MELISSA ADAMSKI: And we can apply that to eating, Richard. And this is the concept called mindful eating. Most people, when they go to eat, they’re governed by some sort of rule, or some piece of information that they’ve learned. Maybe some past diet they’ve been on, or something their friend’s trying at the moment. Not necessarily listening to their own bodies, and their body cues, what cravings they might have, or what actually works with their own lifestyle. RICHARD CHAMBERS Eating’s one of the things that a lot of us do very unmindfully, right? Whether it’s because we’re distracted, perhaps eating in front of a screen or while we’re doing something else.
And if we’re not paying attention when we’re eating, that’s going to make it very hard to eat in a healthy way, isn’t it?
MELISSA ADAMSKI: Absolutely.
RICAHRD CHAMBERS: Perhaps eating too much because we’re not listening to the body and noticing those feelings of fullness or satiety, I think that’s called.
MELISSA ADAMSKI: And with that comes a lot of the health costs around the burden of disease. The chronic disease, the most driven a lot of the time by a sedentary lifestyle and eating. Eating too much of the wrong sorts of foods.
RICHARD CHAMBERS: Yeah, not noticing the kinds of foods that our body really wants to eat. Plus, we just eat what’s in front of us, or what we think is a good thing to eat, rather than actually listening to the body.
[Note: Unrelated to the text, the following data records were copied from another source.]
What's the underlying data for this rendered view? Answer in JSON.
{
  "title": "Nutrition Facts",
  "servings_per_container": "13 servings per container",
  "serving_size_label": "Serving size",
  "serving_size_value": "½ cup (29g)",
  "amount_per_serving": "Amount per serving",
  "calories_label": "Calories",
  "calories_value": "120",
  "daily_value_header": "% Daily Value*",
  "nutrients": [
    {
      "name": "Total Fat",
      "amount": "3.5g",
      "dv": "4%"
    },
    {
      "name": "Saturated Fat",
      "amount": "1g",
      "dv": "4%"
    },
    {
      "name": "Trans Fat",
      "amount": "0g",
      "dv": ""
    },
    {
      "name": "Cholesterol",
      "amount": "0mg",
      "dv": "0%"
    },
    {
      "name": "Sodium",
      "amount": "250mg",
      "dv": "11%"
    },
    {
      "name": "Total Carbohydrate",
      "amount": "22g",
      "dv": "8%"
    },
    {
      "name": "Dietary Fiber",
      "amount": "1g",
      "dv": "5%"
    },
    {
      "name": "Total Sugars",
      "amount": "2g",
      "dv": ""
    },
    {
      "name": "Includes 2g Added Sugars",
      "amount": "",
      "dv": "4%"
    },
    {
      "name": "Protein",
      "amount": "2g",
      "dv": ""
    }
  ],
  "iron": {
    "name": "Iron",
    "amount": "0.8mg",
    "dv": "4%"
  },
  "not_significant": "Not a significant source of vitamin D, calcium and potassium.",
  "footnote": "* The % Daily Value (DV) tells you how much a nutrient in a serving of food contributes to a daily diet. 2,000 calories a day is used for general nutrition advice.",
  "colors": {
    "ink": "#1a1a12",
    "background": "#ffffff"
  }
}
MELISSA ADAMSKI: Mindful eating is applying mindfulness to the way that we eat, Understanding some of the behaviours of why we eat, and why we choose the foods that we do.
RICHARD CHAMBERS: To bring more mindfulness into your eating, you might just start by paying attention more to your body, tuning into the signals that it’s giving you, noticing if you’re actually hungry Or if perhaps you’re eating because you’re stressed or emotional. And then when we’re eating, to actually bring our full attention to the meal. Ditch the screens. Don’t do other things, and to fully taste and enjoy each mouthful of food.